European Indoor Championships

= Jacky Boxberger =

French track and field athlete (1949–2001)

Jacques "Jacky" Boxberger (16 April 1949 – 9 August 2001) was a track and field athlete from France who specialized in long-distance races.

He was the great hope of French middle-distance running, breaking the junior world record in the 1500 metres at Stade Charléty in 1968. He represented France at the 1968, 1972, 1976 and 1984 Summer Olympics, placing sixth in the 1968 1500 metres and 42nd in the 1984 marathon. He also won the Paris Marathon in 1983 and 1985, the 1500 metres title at the 1972 European Athletics Indoor Championships, the Marrakech Marathon in 1987, and French titles in the 1500 metres, 5000 metres, and 10000 metres. He suffered a knee injury during his military service with the Joinville battalion. His career was the most brilliant among male French distance runners of his era behind only that of former world mile record-holder Michel Jazy.

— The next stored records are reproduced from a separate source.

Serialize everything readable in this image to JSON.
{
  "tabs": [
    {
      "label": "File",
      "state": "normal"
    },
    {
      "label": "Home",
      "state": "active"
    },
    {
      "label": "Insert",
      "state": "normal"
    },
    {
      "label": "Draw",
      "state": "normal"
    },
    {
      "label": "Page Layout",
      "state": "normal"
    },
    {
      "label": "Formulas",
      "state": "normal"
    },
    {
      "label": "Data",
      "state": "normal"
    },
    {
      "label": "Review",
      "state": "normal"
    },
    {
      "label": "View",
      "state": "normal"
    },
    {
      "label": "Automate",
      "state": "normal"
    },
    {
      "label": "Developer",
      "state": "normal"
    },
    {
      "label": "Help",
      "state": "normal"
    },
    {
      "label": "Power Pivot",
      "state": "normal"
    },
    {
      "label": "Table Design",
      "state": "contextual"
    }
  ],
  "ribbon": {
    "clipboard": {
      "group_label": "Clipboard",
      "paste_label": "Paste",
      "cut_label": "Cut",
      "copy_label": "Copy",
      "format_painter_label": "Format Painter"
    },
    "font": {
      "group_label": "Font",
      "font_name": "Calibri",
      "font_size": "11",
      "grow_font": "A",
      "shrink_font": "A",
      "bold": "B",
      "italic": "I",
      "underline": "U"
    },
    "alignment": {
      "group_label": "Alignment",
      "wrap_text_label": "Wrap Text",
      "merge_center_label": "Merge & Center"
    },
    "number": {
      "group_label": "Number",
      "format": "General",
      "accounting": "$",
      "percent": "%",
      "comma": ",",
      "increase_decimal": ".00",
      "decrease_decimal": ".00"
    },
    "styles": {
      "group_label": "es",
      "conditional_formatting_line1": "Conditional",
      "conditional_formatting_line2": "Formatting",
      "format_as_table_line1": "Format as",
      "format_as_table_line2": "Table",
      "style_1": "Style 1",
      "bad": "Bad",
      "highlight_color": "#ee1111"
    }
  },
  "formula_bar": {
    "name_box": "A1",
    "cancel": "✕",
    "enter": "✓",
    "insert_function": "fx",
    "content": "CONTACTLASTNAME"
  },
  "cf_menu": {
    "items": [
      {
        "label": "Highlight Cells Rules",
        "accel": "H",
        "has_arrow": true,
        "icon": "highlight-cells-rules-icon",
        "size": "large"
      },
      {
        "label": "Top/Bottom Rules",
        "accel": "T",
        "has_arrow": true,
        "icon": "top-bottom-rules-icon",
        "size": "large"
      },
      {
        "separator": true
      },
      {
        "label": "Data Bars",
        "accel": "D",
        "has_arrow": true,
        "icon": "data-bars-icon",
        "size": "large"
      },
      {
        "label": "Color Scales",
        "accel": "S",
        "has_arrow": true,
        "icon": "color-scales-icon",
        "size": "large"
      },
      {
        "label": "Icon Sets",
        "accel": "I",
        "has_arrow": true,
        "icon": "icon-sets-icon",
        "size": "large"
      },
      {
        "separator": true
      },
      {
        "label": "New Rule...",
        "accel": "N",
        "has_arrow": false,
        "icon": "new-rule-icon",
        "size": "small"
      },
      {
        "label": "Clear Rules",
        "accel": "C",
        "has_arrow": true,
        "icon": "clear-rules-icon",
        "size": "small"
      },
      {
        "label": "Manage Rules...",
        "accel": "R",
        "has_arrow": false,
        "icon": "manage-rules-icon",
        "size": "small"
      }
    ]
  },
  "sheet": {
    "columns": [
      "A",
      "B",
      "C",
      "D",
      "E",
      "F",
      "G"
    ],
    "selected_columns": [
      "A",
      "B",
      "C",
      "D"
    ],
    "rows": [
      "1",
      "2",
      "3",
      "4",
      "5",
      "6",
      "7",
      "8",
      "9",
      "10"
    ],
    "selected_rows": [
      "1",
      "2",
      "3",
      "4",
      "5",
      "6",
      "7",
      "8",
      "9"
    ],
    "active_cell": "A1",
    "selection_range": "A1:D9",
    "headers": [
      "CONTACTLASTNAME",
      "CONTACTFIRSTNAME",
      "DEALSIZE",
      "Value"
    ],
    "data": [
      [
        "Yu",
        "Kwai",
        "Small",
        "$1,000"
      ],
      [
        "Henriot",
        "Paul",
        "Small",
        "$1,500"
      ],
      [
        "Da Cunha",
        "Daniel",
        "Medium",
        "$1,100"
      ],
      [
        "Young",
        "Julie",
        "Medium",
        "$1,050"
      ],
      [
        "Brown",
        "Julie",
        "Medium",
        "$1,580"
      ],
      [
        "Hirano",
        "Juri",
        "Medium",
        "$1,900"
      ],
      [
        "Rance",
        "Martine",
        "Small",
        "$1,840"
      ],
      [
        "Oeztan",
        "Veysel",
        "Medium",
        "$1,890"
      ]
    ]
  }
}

Boxberger was part of the French team that finished third at the World Cross Country Championships in 1976.

In 2001, Boxberger was on vacation with his family in Kenya. While he was trying to film an elephant on a safari, the animal picked him up with its trunk, threw him against a tree, and trampled him to death.

The middle distance runner Ophélie Claude-Boxberger is his daughter.